Re: [PATCH v6] vfio error recovery: kernel support

Alex Williamson <alex.williamson@xxxxxxxxxx> · Fri, 24 Mar 2017 16:12:38 -0600

On Thu, 23 Mar 2017 17:07:31 +0800
Cao jin <caoj.fnst@xxxxxxxxxxxxxx> wrote:

A more appropriate patch subject would be:

vfio-pci: Report correctable errors and slot reset events to user

> From: "Michael S. Tsirkin" <mst@xxxxxxxxxx>

This hardly seems accurate anymore.  You could say Suggested-by and let
Michael add a sign-off, but it's changed since he sent it.

> 
> 0. What happens now (PCIE AER only)
>    Fatal errors cause a link reset. Non fatal errors don't.
>    All errors stop the QEMU guest eventually, but not immediately,
>    because it's detected and reported asynchronously.
>    Interrupts are forwarded as usual.
>    Correctable errors are not reported to user at all.
> 
>    Note:
>    PPC EEH is different, but this approach won't affect EEH. EEH treat
>    all errors as fatal ones in AER, so they will still be signalled to user
>    via the legacy eventfd.  Besides, all devices/functions in a PE belongs
>    to the same IOMMU group, so the slot_reset handler in this approach
>    won't affect EEH either.
> 
> 1. Correctable errors
>    Hardware can correct these errors without software intervention,
>    clear the error status is enough, this is what already done now.
>    No need to recover it, nothing changed, leave it as it is.
> 
> 2. Fatal errors
>    They will induce a link reset. This is troublesome when user is
>    a QEMU guest. This approach doesn't touch the existing mechanism.
> 
> 3. Non-fatal errors
>    Before this patch, they are signalled to user the same way as fatal ones.
>    With this patch, a new eventfd is introduced only for non-fatal error
>    notification. By splitting non-fatal ones out, it will benefit AER
>    recovery of a QEMU guest user.
> 
>    To maintain backwards compatibility with userspace, non-fatal errors
>    will continue to trigger via the existing error interrupt index if a
>    non-fatal signaling mechanism has not been registered.
> 
>    Note:
>    In case of PCI Express errors, kernel might request a slot reset
>    affecting our device (from our point of view this is a passive device
>    reset as opposed to an active one requested by vfio itself).
>    This might currently happen if a slot reset is requested by a driver
>    (other than vfio) bound to another device function in the same slot.
>    This will cause our device to lose its state so report this event to
>    userspace.

I tried to convey this in my last comments, I don't think this is an
appropriate commit log.  Lead with what is the problem you're trying to
fix and why, what is the benefit to the user, and how is the change
accomplished.  If you want to provide a State of Error Handling in
VFIO, append it after the main points of the commit log.

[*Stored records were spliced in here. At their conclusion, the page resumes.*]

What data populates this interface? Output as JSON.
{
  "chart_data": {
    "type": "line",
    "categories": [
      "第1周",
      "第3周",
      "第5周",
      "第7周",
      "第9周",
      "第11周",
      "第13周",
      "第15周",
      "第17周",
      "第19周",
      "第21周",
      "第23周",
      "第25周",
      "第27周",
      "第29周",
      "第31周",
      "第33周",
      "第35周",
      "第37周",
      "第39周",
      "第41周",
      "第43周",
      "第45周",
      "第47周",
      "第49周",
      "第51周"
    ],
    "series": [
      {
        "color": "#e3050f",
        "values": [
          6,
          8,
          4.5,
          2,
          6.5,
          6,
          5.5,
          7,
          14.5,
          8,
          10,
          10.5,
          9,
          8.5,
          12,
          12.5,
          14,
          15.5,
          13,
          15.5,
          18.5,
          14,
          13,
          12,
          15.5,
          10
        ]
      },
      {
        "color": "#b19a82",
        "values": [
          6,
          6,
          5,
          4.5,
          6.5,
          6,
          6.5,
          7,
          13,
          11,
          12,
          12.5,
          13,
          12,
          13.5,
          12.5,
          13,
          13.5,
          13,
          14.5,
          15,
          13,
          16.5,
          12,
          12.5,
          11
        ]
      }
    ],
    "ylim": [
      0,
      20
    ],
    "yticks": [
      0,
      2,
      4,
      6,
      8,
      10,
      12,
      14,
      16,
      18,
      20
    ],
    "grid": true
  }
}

I also asked in my previous comments to provide examples of errors that
might trigger correctable errors to the user, this comment seems to
have been missed.  In my experience, AERs generated during device
assignment are generally hardware faults or induced by bad guest
drivers.  These are cases where a single fatal error is an appropriate
and sufficient response.  We've scaled back this support to the point
where we're only improving the situation of correctable errors and I'm
not convinced this is worthwhile and we're not simply checking a box on
an ill-conceived marketing requirements document.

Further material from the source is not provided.